Huzzah! Another question in the inbox! This is another anonymous question about Mormonism:
It is my understanding that Mormon’s teach that African American people are “cursed with a black skin” for sins committed by them before they were born and that no announcement or revelation has removed that particular teaching. I know that in 1978 there was a revelation in regards to African Americans serving in the priesthood (A rather conveniently timed revelation IMHO, as there was pressure from the IRS, negative news stories and sports boycotts going on etc.) But is the idea that African Americans are cursed with their skin color still an official church teaching? How is it viewed by members of the church?

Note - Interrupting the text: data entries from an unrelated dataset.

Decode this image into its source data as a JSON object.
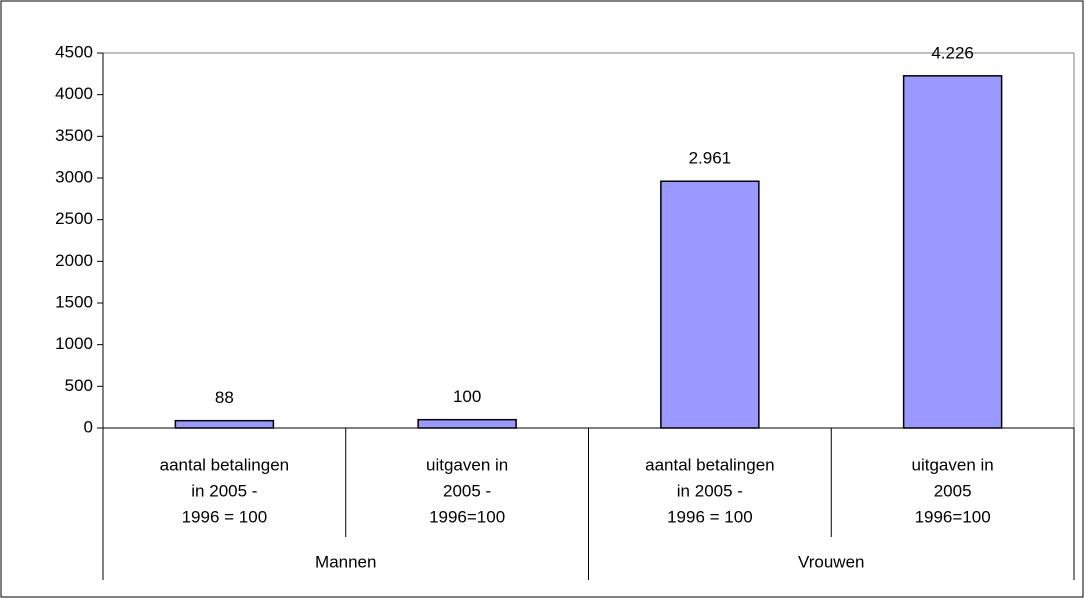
{
  "chart_data": {
    "type": "bar",
    "categories": [
      [
        "aantal betalingen",
        "in 2005 -",
        "1996 = 100"
      ],
      [
        "uitgaven in",
        "2005 -",
        "1996=100"
      ],
      [
        "aantal betalingen",
        "in 2005 -",
        "1996 = 100"
      ],
      [
        "uitgaven in",
        "2005",
        "1996=100"
      ]
    ],
    "groups": [
      {
        "name": "Mannen",
        "categories": [
          0,
          1
        ]
      },
      {
        "name": "Vrouwen",
        "categories": [
          2,
          3
        ]
      }
    ],
    "values": [
      88,
      100,
      2961,
      4226
    ],
    "value_labels": [
      "88",
      "100",
      "2.961",
      "4.226"
    ],
    "color": "#9999ff",
    "ylim": [
      0,
      4500
    ],
    "yticks": [
      0,
      500,
      1000,
      1500,
      2000,
      2500,
      3000,
      3500,
      4000,
      4500
    ],
    "grid": false
  }
}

Is it still an official teaching? I have no idea, because trying to figure out what is or isn’t an “official” teaching is terribly difficult. There is no book or manual a person can look in to know what the “official” teaching is about anything – even having the President of the Church specifically say something doesn’t necessarily guarantee that it’s an “official” teaching. And since the teachings in the church are continually evolving (which is a good thing), I’m not sure we can ever really make any definitive statements about what is or isn’t an “official” church teaching (past or present).
In fact, relating to this specific topic, several Mormon scholars have reported that David O. McKay, Mormonisms President from 1951-1970, said that “There is not now, and there never has been a doctrine in this church that the negroes are under a divine curse.” So there’s that.
My understanding is that Mormon scholars are currently busy trying to draw distinctions between the curse of Cain, and the mark of Cain, and of course we’re all slowly moving towards redefining both of those terms in a more symbolic sense. But this is all largely semantics and apologetics (while still being both important and interesting).
But you’re right, everything you’ve mentioned is clearly within the bundle of ideas that at some point have been associated with (and embraced by) Mormonism, and there has never been an official repudiation of those teachings. But the church rarely officially repudiates anything, so I’m not sure that’s the event we should be waiting for so that we no longer call something “official”.
How do current church members view it? Well, without a doubt, if you visit an LDS chapel this sunday, you will find folks who believe the folklore you’ve mentioned (they’ll probably even use the word “fence-sitters” to describe folks with dark skin). And they will feel strongly about it. However, I think they are a minority, and I haven’t actually heard someone mention the topic in church for many, many years. I like to think that the majority of church members agree with what Elder Holland said about it in 2006 for the PBS documentary about the church when he was asked to explain some of this:
Well, some of the folklore that you must be referring to are suggestions that there were decisions made in the pre-mortal councils where someone had not been as decisive in their loyalty to a Gospel plan or the procedures on earth or what was to unfold in mortality, and that therefore that opportunity and mortality was compromised. I really don’t know a lot of the details of those, because fortunately I’ve been able to live in the period where we’re not expressing or teaching them, but I think that’s the one I grew up hearing the most, was that it was something to do with the pre-mortal councils. … But I think that’s the part that must never be taught until anybody knows a lot more than I know. … We just don’t know, in the historical context of the time, why it was practiced. … That’s my principal [concern], is that we don’t perpetuate explanations about things we don’t know. …
We don’t pretend that something wasn’t taught or practice wasn’t pursued for whatever reason. But I think we can be unequivocal and we can be declarative in our current literature, in books that we reproduce, in teachings that go forward, whatever, that from this time forward, from 1978 forward, we can make sure that nothing of that is declared. That may be where we still need to make sure that we’re absolutely dutiful, that we put [a] careful eye of scrutiny on anything from earlier writings and teachings, just [to] make sure that that’s not perpetuated in the present. That’s the least, I think, of our current responsibilities on that topic.
It’s certainly not the repudiation a lot of folks (including myself) would like to see, but it’s better than nothing. I am not anticipating that we will ever see an official repudiation, but I am looking forward to the day when the Church will be both unequivocal and declarative on this subject as Elder Holland describes.